Inutile discuterne meriti e demeriti; bisogna solo prendere atto del fatto che quando Mani Pulite la fece sparire, innanzitutto per colpa del comportamento di tanti suoi dirigenti durate i folli e criminali anni ’80 della nostra politica, la DC era ancora il partito di maggioranza relativa: un grande contenitore di materiale politico disomogeneo, da Martinazzoli a Cirino Pomicino, che, ricondotto ad unità da una certa comunanza di valori, rappresentava, vizi inclusi, un’ampia fetta della nostra società.

Quegli elettori non sono spariti; quei democristiani, cui magari il partito confessionale stava già stretto, non si sono volatilizzati a seguito delle sentenze della magistratura.

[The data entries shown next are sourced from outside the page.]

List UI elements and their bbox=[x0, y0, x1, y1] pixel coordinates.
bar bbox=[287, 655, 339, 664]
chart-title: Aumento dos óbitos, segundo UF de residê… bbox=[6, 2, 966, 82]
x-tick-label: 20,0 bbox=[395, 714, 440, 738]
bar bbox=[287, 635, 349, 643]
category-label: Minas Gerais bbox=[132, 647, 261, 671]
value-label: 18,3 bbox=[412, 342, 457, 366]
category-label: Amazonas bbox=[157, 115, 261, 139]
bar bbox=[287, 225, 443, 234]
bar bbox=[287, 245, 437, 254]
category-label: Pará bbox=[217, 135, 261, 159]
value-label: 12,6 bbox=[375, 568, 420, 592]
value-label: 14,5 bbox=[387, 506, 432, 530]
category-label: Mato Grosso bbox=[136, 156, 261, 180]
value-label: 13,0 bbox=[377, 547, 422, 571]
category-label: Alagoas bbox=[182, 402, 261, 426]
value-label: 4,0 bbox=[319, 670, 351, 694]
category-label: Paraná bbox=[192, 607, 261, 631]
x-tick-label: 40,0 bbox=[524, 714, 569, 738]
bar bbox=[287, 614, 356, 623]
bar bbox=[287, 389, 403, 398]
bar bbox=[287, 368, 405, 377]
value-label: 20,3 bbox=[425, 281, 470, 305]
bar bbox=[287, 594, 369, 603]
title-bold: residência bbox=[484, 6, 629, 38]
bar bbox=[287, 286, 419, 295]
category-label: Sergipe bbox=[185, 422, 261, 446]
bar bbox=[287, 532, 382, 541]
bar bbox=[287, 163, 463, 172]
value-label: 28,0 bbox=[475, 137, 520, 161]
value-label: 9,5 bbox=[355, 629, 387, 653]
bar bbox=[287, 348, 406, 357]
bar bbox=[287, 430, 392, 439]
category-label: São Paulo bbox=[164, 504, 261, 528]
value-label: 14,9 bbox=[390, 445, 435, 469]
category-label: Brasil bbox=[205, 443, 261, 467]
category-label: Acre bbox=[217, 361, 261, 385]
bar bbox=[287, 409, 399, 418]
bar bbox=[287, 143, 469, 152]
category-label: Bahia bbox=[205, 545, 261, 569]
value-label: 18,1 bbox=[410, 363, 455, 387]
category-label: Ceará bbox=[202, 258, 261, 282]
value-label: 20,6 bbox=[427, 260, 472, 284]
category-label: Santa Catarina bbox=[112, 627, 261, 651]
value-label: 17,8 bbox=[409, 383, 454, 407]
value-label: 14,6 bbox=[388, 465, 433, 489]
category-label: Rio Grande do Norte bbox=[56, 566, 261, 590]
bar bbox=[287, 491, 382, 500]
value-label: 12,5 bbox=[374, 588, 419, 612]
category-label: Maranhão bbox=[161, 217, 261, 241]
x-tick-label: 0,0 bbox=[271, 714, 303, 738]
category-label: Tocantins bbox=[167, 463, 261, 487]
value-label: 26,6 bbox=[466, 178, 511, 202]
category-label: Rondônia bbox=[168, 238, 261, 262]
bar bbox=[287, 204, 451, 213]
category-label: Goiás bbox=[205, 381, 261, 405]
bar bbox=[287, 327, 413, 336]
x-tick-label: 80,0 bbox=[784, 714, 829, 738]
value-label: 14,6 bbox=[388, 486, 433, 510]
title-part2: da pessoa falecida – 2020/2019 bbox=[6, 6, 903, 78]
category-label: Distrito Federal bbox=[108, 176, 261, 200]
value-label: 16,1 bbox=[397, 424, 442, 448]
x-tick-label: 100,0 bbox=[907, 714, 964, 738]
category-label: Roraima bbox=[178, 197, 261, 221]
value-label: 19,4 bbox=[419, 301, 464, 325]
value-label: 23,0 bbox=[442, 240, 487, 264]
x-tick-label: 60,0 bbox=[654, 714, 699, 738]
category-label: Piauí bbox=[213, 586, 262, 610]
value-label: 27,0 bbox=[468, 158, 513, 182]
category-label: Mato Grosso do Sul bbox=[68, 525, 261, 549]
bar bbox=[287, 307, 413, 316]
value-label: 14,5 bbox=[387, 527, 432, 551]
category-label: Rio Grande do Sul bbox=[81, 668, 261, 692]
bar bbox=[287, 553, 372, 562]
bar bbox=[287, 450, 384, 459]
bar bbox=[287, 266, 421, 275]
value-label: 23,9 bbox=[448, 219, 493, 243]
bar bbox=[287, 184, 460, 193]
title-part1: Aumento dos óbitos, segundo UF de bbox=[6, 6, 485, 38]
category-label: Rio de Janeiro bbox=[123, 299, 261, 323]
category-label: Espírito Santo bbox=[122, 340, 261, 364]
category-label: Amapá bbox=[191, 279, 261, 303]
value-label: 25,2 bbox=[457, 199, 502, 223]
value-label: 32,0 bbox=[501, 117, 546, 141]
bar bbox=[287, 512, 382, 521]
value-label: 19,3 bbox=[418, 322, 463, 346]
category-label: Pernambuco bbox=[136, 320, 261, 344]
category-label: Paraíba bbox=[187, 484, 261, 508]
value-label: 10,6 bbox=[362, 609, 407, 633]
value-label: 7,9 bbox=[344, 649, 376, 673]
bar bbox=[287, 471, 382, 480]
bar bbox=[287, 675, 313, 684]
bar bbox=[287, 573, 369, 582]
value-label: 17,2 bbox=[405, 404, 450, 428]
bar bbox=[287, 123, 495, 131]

Hanno votato per i nuovi partiti, alcuni vi sono addirittura entrati da protagonisti, ma, in generale, non avevano una tale affinità con la sinistra da riconoscersi fino in fondo col PD e, se pure possono essere stati attratti dalla prima Forza Italia, molti di loro avevano cari valori antitetici a quelli che si sono rivelati essere fondanti per il partito ad personam dell’edonismo berlusconiano.

Sono loro, e più in generale tutti i nostalgici di quanto di buono era pur rimasto dentro il pentapartito (credo vi fossero addirittura dei socialdemocratici onesti) ad essere la base elettorale del “partito che non c’è”; loro e tanti giovani, che vent’anni fa magari non erano neppure nati, che non si sentono di sinistra, ma non per questo erano disposti a votare per i nani e le ballerine di quello che fino a ieri era il centrodestra.

Che questo sia il profilo degli elettori del “partito che non c’è” ce lo confermano proprio i dati di quel sondaggio. Fotografano, innanzitutto, il ritorno all’ovile dei democristiani dispersi nel PdL e nel PD, di quelli “legalitari” finiti con Di Pietro e più ancora, in proporzione, di quelli “costretti” a votare per il non eccelso frammento di DC guidato da Casini. Ci dicono, quasi a riprova di quanto ho scritto, che non hanno tentazioni “montiane” solo gli elettori della Lega, che hanno motivazioni peraltro diversissime da quelle del resto del paese, e quelli di SEL rimasta riferimento pressoché unico della sinistra radicale in Parlamento.

Soprattutto, ed è il dato più significativo a mio parere, ci rivelano che la presenza sulle schede elettorali del partito che non c’è” farebbe scendere il numero degli indecisi e degli astenuti dal 47 al 33%. Sarebbe un’Italia decente, lontana dalle ideologie e per la maggior parte laica, quella che, delusa dal berlusconismo, inorridita dal leghismo come pure dubbiosa di una sinistra che avverte come diversa da sé, tornerebbe allora a votare. Un’Italia dimenticata , oggi priva di rappresentanza, ma ancora maggioritaria.